Dans la société québécoise contemporaine, où la religion a été reléguée à l'arrière-scène, rarement le décès d'un prêtre aura suscité autant de témoignages de sympathie que celui de Raymond Gravel.

Il faut dire que l'abbé Gravel, qui s'est éteint hier, incarnait le progressisme, l'ouverture et la tolérance qui font malheureusement trop souvent défaut à l'Église catholique.

Certains pourraient s'étonner. L'abbé Gravel n'était pourtant qu'un simple prêtre, lui qui officiait depuis 1986 dans la paroisse de Joliette. C'était aussi l'aumônier des pompiers de Montréal.

Il a même été, brièvement, politicien. Élu député bloquiste en 2006, il a vite dû choisir entre l'Église et la politique. Il est alors rentré au bercail, non sans un petit déchirement.

Et pourtant... L'abbé Gravel était une figure connue du public. Non seulement connue, mais aimée, adulée et respectée. La raison est simple : c'était un humaniste et un homme de conviction. Ce prêtre atypique a su rallier les pratiquants comme les non pratiquants parce qu'il ne jugeait pas.

Par contre, il n'a jamais hésité à susciter le débat et la réflexion, comme en témoignent ses nombreuses prises de position souvent à contre-courant des orientations conservatrices de l'Église catholique. Au fil des ans, l'abbé Gravel s'est prononcé en faveur de l'ordination des femmes et des hommes mariés. Il a pris la défense des homosexuels. Il a reconnu le travail du Dr Henry Morgentaler et soutenu l'option de l'avortement en cas de viol.

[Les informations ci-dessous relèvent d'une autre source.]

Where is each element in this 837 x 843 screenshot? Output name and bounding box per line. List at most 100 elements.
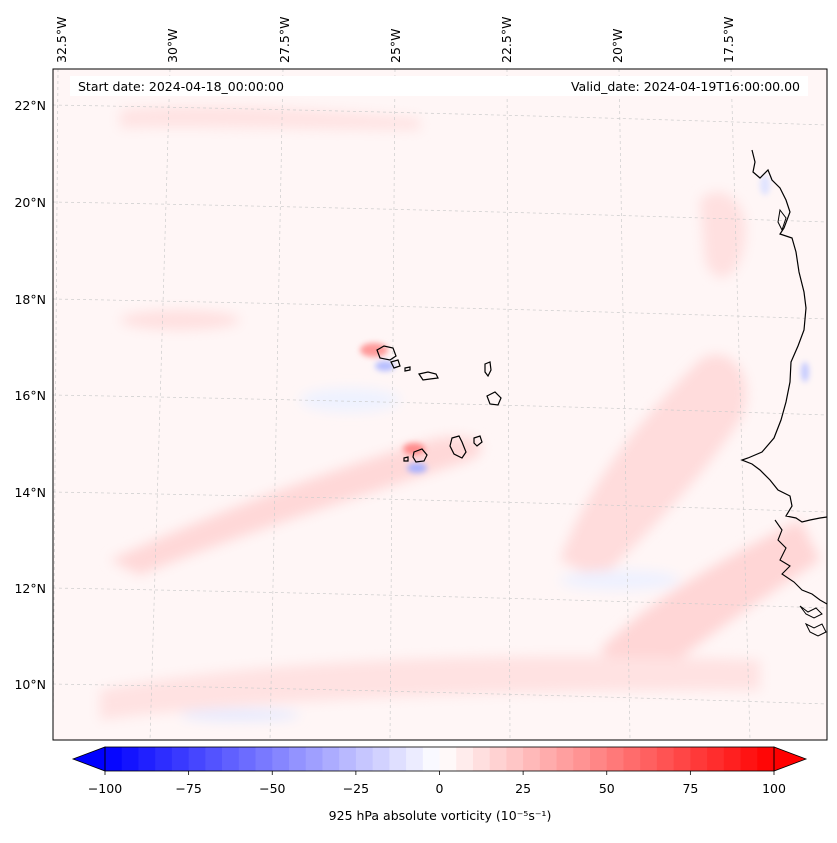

Même malade, il a fait entendre sa voix dans le débat sur la Charte des valeurs. Il a aussi donné son appui au projet de loi sur l'aide médicale à mourir, qui a finalement été adopté en juin à l'Assemblée nationale. C'est un projet de loi « rassurant » pour des malades dont l'agonie n'en finit plus, avait-il dit à l'émission Tout le monde en parle, en novembre dernier.

Il y a quelques jours à peine, il a signé un texte dans nos pages pour dénoncer l'attitude du Parti conservateur dans le conflit israélo-palestinien.

Raymond Gravel se savait condamné depuis près d'un an par ce cancer du poumon qui avait atteint le stade le plus avancé, au point de gruger ses os. Il a mené son dernier combat à l'image de la vie qu'il a vécue, c'est-à-dire en assumant pleinement son rôle dans la société.

Il rêvait de rencontrer le pape François. Peut-être parce que tous les deux s'inscrivent dans un courant plus progressiste qui, à la longue, pourrait faire évoluer les mentalités.

L'humanisme dont l'abbé Gravel a toujours fait preuve est sans doute son plus grand legs. L'Église catholique, qui voit ses fidèles la déserter au Québec, pourrait s'en inspirer.